Caldwell lived through some remarkable times. He recalls WWI, the Armistice, men who refused to fight, and soldiers who never returned. There’s also a good summary of the unrest in Ireland included here. Caldwell notes that there was no conscription in Ireland during WWI, and that the Irish had been promised Home Rule “before the war, but suspended till six months after the war.” He notes that the call for Home Rule became “obsolete” and instead it became a cry for “Independence and Republicanism.” And he describes the division of Ireland as a situation that pleased neither side. The Troubles altered the Caldwell family’s life, and certainly hampered Caldwell’s father’s ability to earn a living. Then began the family’s rapid slide into extreme poverty and squalor.
As the family’s fortunes declined, Caldwell’s childhood disappeared. He describes his bleak home life with the occasional bright, joyful moment of play. They lived in a series of crude structures, and at age 11, Caldwell began working 36 hours a week. But the little money the children were able to scrape together through their various jobs was not enough to pull the family from its dire straits. Caldwell’s father, always a problematic figure at the best of times, sinks to some of his worst behaviour during this period, and when forced to endure the harshness of unrelenting poverty, his brutal, selfish nature explodes, beating his children, and abusing his wife to the point of contributing to her death.
After the death of his beloved mother, Caldwell’s home life worsened considerably, and it becomes glaringly obvious that his mother both shielded the children from their father and absorbed a great deal of his nastiness. The family’s return to Scotland allows optimism to reign briefly, but it soon becomes obvious that Caldwell has few prospects in his impending adulthood. Yet the book manages to end on an optimistic note. Severely Dealt With really is a remarkable account, and a solid, good read. I was a little perturbed at first by the references to god, and then I realised that Caldwell’s wry humour is at play here. His character shines through the pages, and in spite of the tremendous hardships Caldwell suffered, in true anarchist fashion, he never whines or complains; he deals with it.

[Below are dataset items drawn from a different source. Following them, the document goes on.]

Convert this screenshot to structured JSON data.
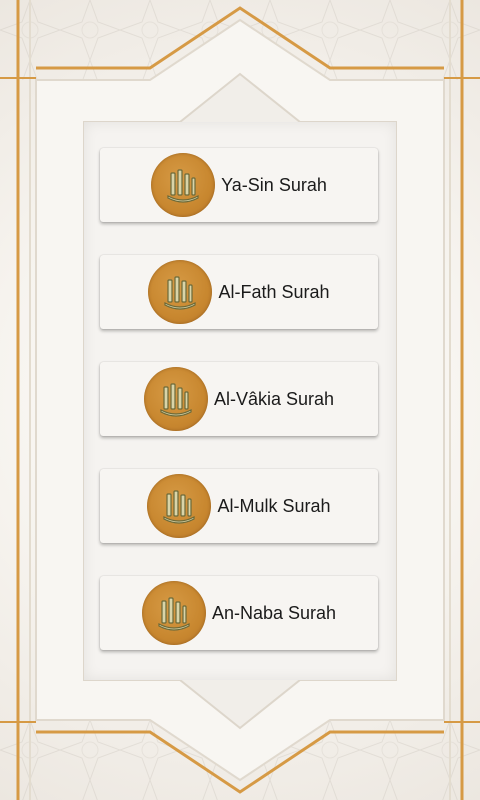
{
  "surah_list": [
    {
      "label": "Ya-Sin Surah"
    },
    {
      "label": "Al-Fath Surah"
    },
    {
      "label": "Al-Vâkia Surah"
    },
    {
      "label": "Al-Mulk Surah"
    },
    {
      "label": "An-Naba Surah"
    }
  ],
  "colors": {
    "gold_frame": "#d69a45",
    "badge": "#c8872f",
    "card": "#f7f5f2",
    "background": "#f4f1ec"
  },
  "icons": {
    "surah_badge": "allah-calligraphy-icon"
  }
}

One of the things I find fascinating is what causes people to become anarchists. Is it a single event? Is a slow dawning process? Or to quote from Stuart Christie’s book Granny Made Me an Anarchist: “the only way you can become an anarchist is to wake up one morning and find you are one.” Although this first volume concludes before Caldwell ‘finds’ anarchism, these pages leave clues to Caldwell’s decision; his feet are solidly on the path to discovery. In the last few pages of the book, Caldwell exhibits a growing curiosity about the corrupt state of political affairs, and, in spite of a childhood seeped in conditioning to accept authority administered (of course) by his “betters,” he’s set to question his fate in life. The second volume reveals Caldwell’s introduction to anarchism and his lifelong involvement in the Glasgow scene (amongst other things).